Our climate-vulnerable sinking city will get no benefit from this pipeline but we will absorb the costs from clean-up to toxic flammable tap water.. By the time you are reading this, as Zack Jarjoura of the local Sierra Club informs me, the State Water Control Board may have already approved water permits for the pipelines which could potentially start construction in January.

Gov. Terry McAuliffe, has been an enthusiastic supporter of both the Atlantic Coast and shorter Mountain Valley Pipeline. The Water Control Board members, all of whom were appointed by Governor McAuliffe, have independent authority to accept or not to accept an as yet unreleased recommendation from the Virginia Department of Environmental Quality. Its Director, David K. Paylor, was, not coincidentally, also was appointed by McAuliffe.

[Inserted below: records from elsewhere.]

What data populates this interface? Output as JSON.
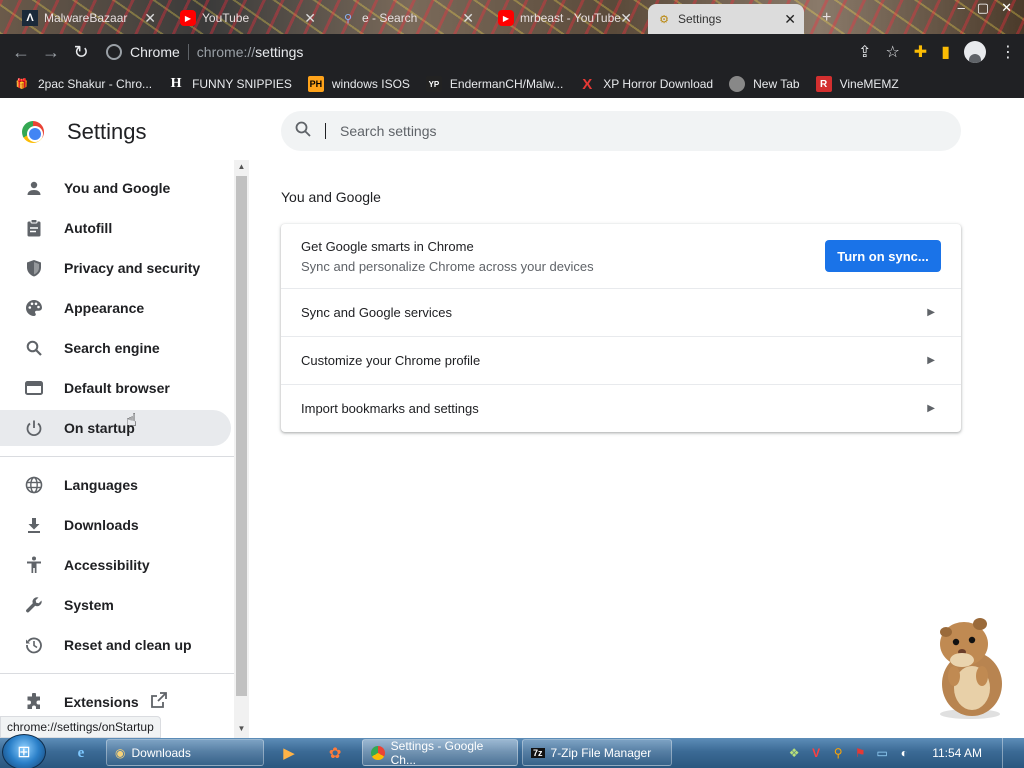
{
  "tabs": [
    {
      "label": "MalwareBazaar",
      "icon": "bazaar-icon"
    },
    {
      "label": "YouTube",
      "icon": "youtube-icon"
    },
    {
      "label": "e - Search",
      "icon": "search-icon"
    },
    {
      "label": "mrbeast - YouTube",
      "icon": "youtube-icon"
    },
    {
      "label": "Settings",
      "icon": "gear-icon",
      "active": true
    }
  ],
  "omnibox": {
    "site": "Chrome",
    "url_scheme": "chrome://",
    "url_path": "settings"
  },
  "bookmarks": [
    {
      "label": "2pac Shakur - Chro...",
      "icon": "gift-icon"
    },
    {
      "label": "FUNNY SNIPPIES",
      "icon": "h-icon",
      "glyph": "H"
    },
    {
      "label": "windows ISOS",
      "icon": "ph-icon",
      "glyph": "PH"
    },
    {
      "label": "EndermanCH/Malw...",
      "icon": "yp-icon",
      "glyph": "YP"
    },
    {
      "label": "XP Horror Download",
      "icon": "x-icon",
      "glyph": "X"
    },
    {
      "label": "New Tab",
      "icon": "newtab-icon"
    },
    {
      "label": "VineMEMZ",
      "icon": "r-icon",
      "glyph": "R"
    }
  ],
  "settings": {
    "title": "Settings",
    "search_placeholder": "Search settings",
    "nav": [
      {
        "label": "You and Google",
        "icon": "person-icon"
      },
      {
        "label": "Autofill",
        "icon": "clipboard-icon"
      },
      {
        "label": "Privacy and security",
        "icon": "shield-icon"
      },
      {
        "label": "Appearance",
        "icon": "palette-icon"
      },
      {
        "label": "Search engine",
        "icon": "search-icon"
      },
      {
        "label": "Default browser",
        "icon": "browser-icon"
      },
      {
        "label": "On startup",
        "icon": "power-icon"
      },
      {
        "label": "Languages",
        "icon": "globe-icon"
      },
      {
        "label": "Downloads",
        "icon": "download-icon"
      },
      {
        "label": "Accessibility",
        "icon": "accessibility-icon"
      },
      {
        "label": "System",
        "icon": "wrench-icon"
      },
      {
        "label": "Reset and clean up",
        "icon": "history-icon"
      },
      {
        "label": "Extensions",
        "icon": "puzzle-icon"
      }
    ],
    "section_title": "You and Google",
    "sync_card": {
      "title": "Get Google smarts in Chrome",
      "subtitle": "Sync and personalize Chrome across your devices",
      "button": "Turn on sync..."
    },
    "rows": [
      {
        "label": "Sync and Google services"
      },
      {
        "label": "Customize your Chrome profile"
      },
      {
        "label": "Import bookmarks and settings"
      }
    ]
  },
  "status_url": "chrome://settings/onStartup",
  "taskbar": {
    "tasks": [
      {
        "label": "Downloads",
        "icon": "explorer-icon"
      },
      {
        "label": "Settings - Google Ch...",
        "icon": "chrome-icon"
      },
      {
        "label": "7-Zip File Manager",
        "icon": "7zip-icon"
      }
    ],
    "clock": "11:54 AM"
  },
  "colors": {
    "accent": "#1a73e8",
    "hover": "#e8eaed",
    "toolbar": "#202124"
  }
}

Whatever decision is made behind closed doors, we will have to continue to oppose and resist this toxic project. Our city council has, due to mounting citizen objections, postponed its decision until Tuesday December 19 th. The weight of corporate money has always had more influence in our town than that of citizen demands but we should all turn out to this City Council meeting and sign up to speak. -- Since this article was published in Veer Magazine, our City Council as passed "An Ordinance to cancel the regular meeting of the Council of the City of Norfolk to be held on December 19, 2017 and to continue the matters scheduled on the council agenda to the next regularly scheduled council meeting to be held on January 9, 2018".

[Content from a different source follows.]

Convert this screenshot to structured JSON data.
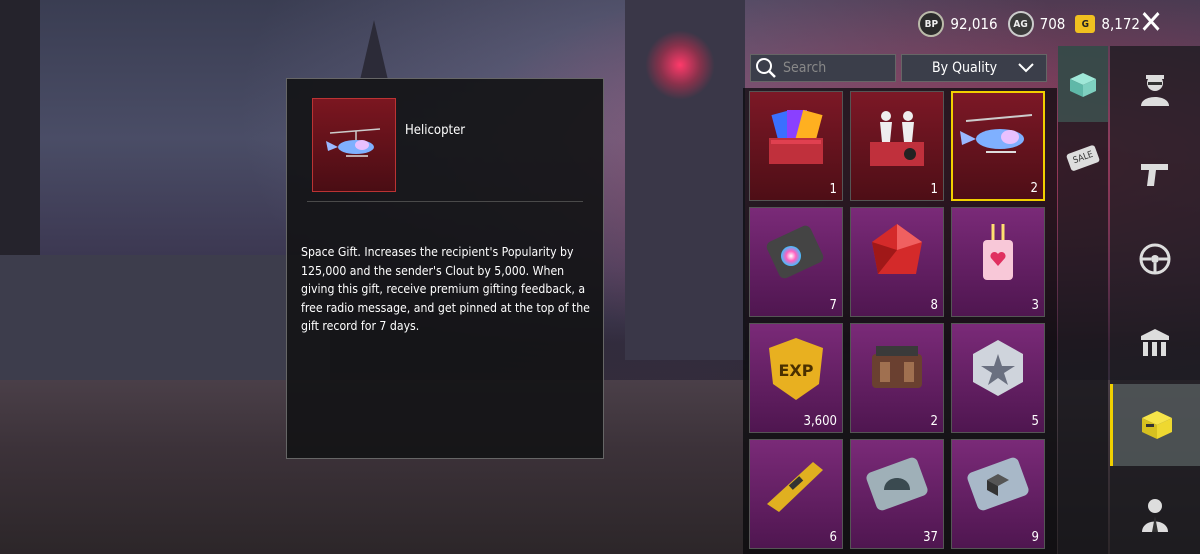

A related issue in our state and others is the power of the Dillon Rule. What is this? The Dillon Rule is a doctrine adopted by many states over the last century that limits local democracy and autonomy. The Dillon Rule narrowly defines the power of city and country governments, giving state governments ultimate authority over local issues. This can include things like raising minimum wages, being a sanctuary city, decriminalizing cannabis or ruling on a state project including offshore drilling, fracking, waste dumping or pipelines. Even if our City Council does the right thing in refusing to grant easements for this pipeline, it could be over-ruled in Richmond by politicians connected to Dominion Power. And most of them, including our Mayor, have been backed by Dominion.

Ultimately, if we want to effectively challenge polluting industries and their paid political representatives, we have to fight for real representative democracy and for more local autonomy. This again means supporting crowd-funded candidates and it means challenging the Dillon Rule. The Community Environmental Legal Defense Fund is and organization that has done much to challenge the Dillon Rule in close to 200 municipalities in many states, working to pass laws that assert a right to local self-governance. We can learn from their efforts.

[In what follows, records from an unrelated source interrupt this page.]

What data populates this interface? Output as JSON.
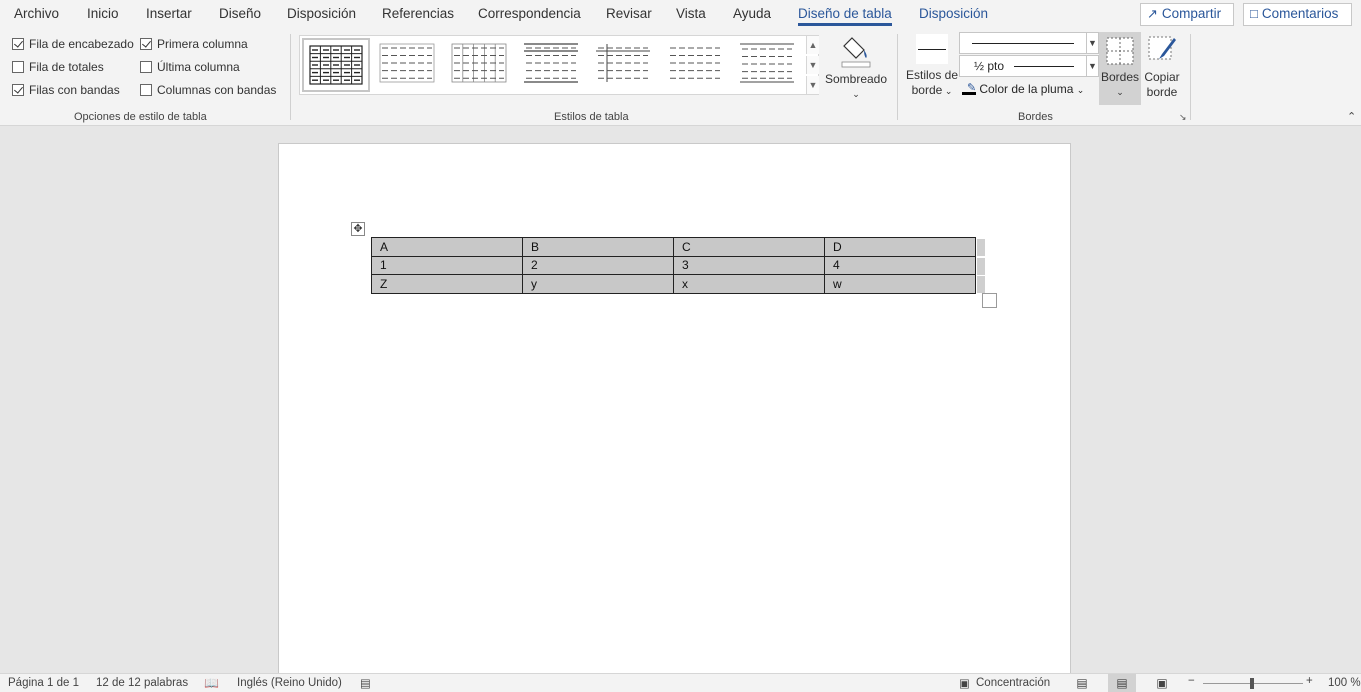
{
  "tabs": [
    {
      "label": "Archivo",
      "name": "tab-archivo"
    },
    {
      "label": "Inicio",
      "name": "tab-inicio"
    },
    {
      "label": "Insertar",
      "name": "tab-insertar"
    },
    {
      "label": "Diseño",
      "name": "tab-diseno"
    },
    {
      "label": "Disposición",
      "name": "tab-disposicion"
    },
    {
      "label": "Referencias",
      "name": "tab-referencias"
    },
    {
      "label": "Correspondencia",
      "name": "tab-correspondencia"
    },
    {
      "label": "Revisar",
      "name": "tab-revisar"
    },
    {
      "label": "Vista",
      "name": "tab-vista"
    },
    {
      "label": "Ayuda",
      "name": "tab-ayuda"
    },
    {
      "label": "Diseño de tabla",
      "name": "tab-diseno-de-tabla",
      "active": true
    },
    {
      "label": "Disposición",
      "name": "tab-disposicion-tabla"
    }
  ],
  "top_actions": {
    "share": "Compartir",
    "comments": "Comentarios"
  },
  "style_options": {
    "group_label": "Opciones de estilo de tabla",
    "items": [
      {
        "label": "Fila de encabezado",
        "checked": true
      },
      {
        "label": "Fila de totales",
        "checked": false
      },
      {
        "label": "Filas con bandas",
        "checked": true
      },
      {
        "label": "Primera columna",
        "checked": true
      },
      {
        "label": "Última columna",
        "checked": false
      },
      {
        "label": "Columnas con bandas",
        "checked": false
      }
    ]
  },
  "table_styles": {
    "group_label": "Estilos de tabla",
    "shading_label": "Sombreado"
  },
  "borders": {
    "group_label": "Bordes",
    "border_styles_line1": "Estilos de",
    "border_styles_line2": "borde",
    "pen_weight": "½ pto",
    "pen_color": "Color de la pluma",
    "borders_button": "Bordes",
    "painter_line1": "Copiar",
    "painter_line2": "borde"
  },
  "document_table": {
    "rows": [
      [
        "A",
        "B",
        "C",
        "D"
      ],
      [
        "1",
        "2",
        "3",
        "4"
      ],
      [
        "Z",
        "y",
        "x",
        "w"
      ]
    ]
  },
  "status_bar": {
    "page": "Página 1 de 1",
    "words": "12 de 12 palabras",
    "language": "Inglés (Reino Unido)",
    "focus": "Concentración",
    "zoom": "100 %"
  },
  "colors": {
    "accent": "#2b579a",
    "table_shading": "#c8c8c8"
  }
}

As the travesty of Bannon's “deconstruction of the administrative state” unfolds at the national level with Federal Departments, Agencies and public protections being cynically undermined, from Health and Human Services and Education to Consumer and Environmental Protection, we must work to increase our real representation and strengthen citizen power as much as possible. That begins locally. In a previous article, I emphasized that the long history of people's struggles and revolutions were really struggles for cooperative democracy. As the rise and consolidation of a cynical corporate mob undermining our rights and public safety makes all too evident, the struggle for real democracy cannot be separated from the defense of our own safety. As citizens, it is our water, our health, our lives and our future that are being placed at risk to enrich a few at our expense. We must come together to defend ourselves and our city from this looming danger.